In a Zoom interview last week, Phil Chan explained that “The Pledge has never been a signaling of perfection.” The first step for a company is that they would even be “willing to have this conversation.” He notes that it will be an ongoing evolution that will take time.

Chan goes on to state, “It’s time for us to replace caricature with character.” Even though many companies have started new choreography and costuming for the ‘Tea’ divertissement in the Nutcracker, Chan stresses that there are “deeper issues of general orientalism of any dance piece that places a European fantasy of an exotic culture when that culture is actually a real culture in our community.”

“Cultural appropriation for me means you may be trying to pay homage to my culture, but you’re not including me.” Chan explains, “What we want to see is quite the opposite. We hope companies will represent Chinese culture and bring in Chinese people to envision how to do it right.”

He cites Pacific North Ballet as one of the best examples of changing the offensive ‘Tea’ divertissement with its submissive “Chinaman” with a Cricket, the symbol of spring and hope.

San Francisco Ballet was also one of the first major ballet companies to restage the scene, making it a celebrant dance with a Chinese Dragon, a symbolic touchstone of Chinese cultural heritage.

Chan also cites the Royal Ballet for changing its previously lurid ‘Coffee’ scene. “They toned down the highly sexualized Harem scene of a “woman dancing for four leering men and made it a beautiful duet between a man and woman.”

Other than Nutcracker’s mummified traditions, Chan said that the Artistic Directors, in many cases, haven’t questioned the content of the ballet that continues to be a leading moneymaker for the company. “Many artistic directors are former dancers who are not good at the dynamics of orientalism and other sensitive issues. That’s why they need people in their orbit who do know what needs to be updated.”  

Chan observes that in many cases, “Once you become aware of the racist tropes, you cannot unsee them.”

Besides the financial aspect, Chan observed that addressing these issues was more an opportunity to strengthen the appeal of the Nutcracker. 

“The Nutcracker is probably the first introduction for children to experience ballet. If it’s filled with caricature, what does it say about how that informs their worldview? Nobody does the original Nutcracker anymore. So, it has a life of its own that needs to be updated, and trimmed, and improved.” 

Over the years, Chan has danced in many productions of the Nutcracker. He has previously danced “the Cavalier and everything except Sugar Plum Fairy and Tea.” This year, he will dance his first Herr Drosselmeir at the Oakland Ballet, where he will also be choreographing two works on the company, which will have their premieres in 2022.

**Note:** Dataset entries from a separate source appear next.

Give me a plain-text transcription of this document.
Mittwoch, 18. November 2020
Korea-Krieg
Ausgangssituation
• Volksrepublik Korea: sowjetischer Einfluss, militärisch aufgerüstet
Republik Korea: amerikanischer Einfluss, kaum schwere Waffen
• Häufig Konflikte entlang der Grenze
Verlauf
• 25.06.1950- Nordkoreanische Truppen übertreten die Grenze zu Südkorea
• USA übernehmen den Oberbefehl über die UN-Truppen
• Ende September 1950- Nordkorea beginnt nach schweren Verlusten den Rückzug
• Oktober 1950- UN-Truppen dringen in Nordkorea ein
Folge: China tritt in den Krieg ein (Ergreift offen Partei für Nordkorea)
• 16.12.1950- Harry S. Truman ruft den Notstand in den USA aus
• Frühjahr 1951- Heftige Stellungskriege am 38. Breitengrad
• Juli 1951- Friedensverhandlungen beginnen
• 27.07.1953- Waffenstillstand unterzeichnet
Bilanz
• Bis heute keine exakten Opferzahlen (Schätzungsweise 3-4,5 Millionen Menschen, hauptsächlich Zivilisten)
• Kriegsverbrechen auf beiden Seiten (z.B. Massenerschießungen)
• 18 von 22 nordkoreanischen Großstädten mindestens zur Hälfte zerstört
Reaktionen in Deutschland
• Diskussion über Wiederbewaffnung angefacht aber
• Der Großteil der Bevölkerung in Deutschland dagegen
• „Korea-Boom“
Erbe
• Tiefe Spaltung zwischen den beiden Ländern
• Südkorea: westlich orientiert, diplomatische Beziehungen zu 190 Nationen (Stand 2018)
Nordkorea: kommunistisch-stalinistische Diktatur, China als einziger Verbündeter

Chan muses on the enduring appeal of the Nutcracker and his vision for what it could be for diverse contemporary audiences. “The allegory of a little girl from the old world – it could be Dickensian England, or old-world China or Africa – she gets to come to this new place, where there are so many different people with all these cultures living together and dancing together. So, Americans are uniquely positioned to tell the story to mirror the ideals of this country.”

“I see that there is progress, and this is going to take time.” He cites only one ballet company at present “that gets a completely passing grade.”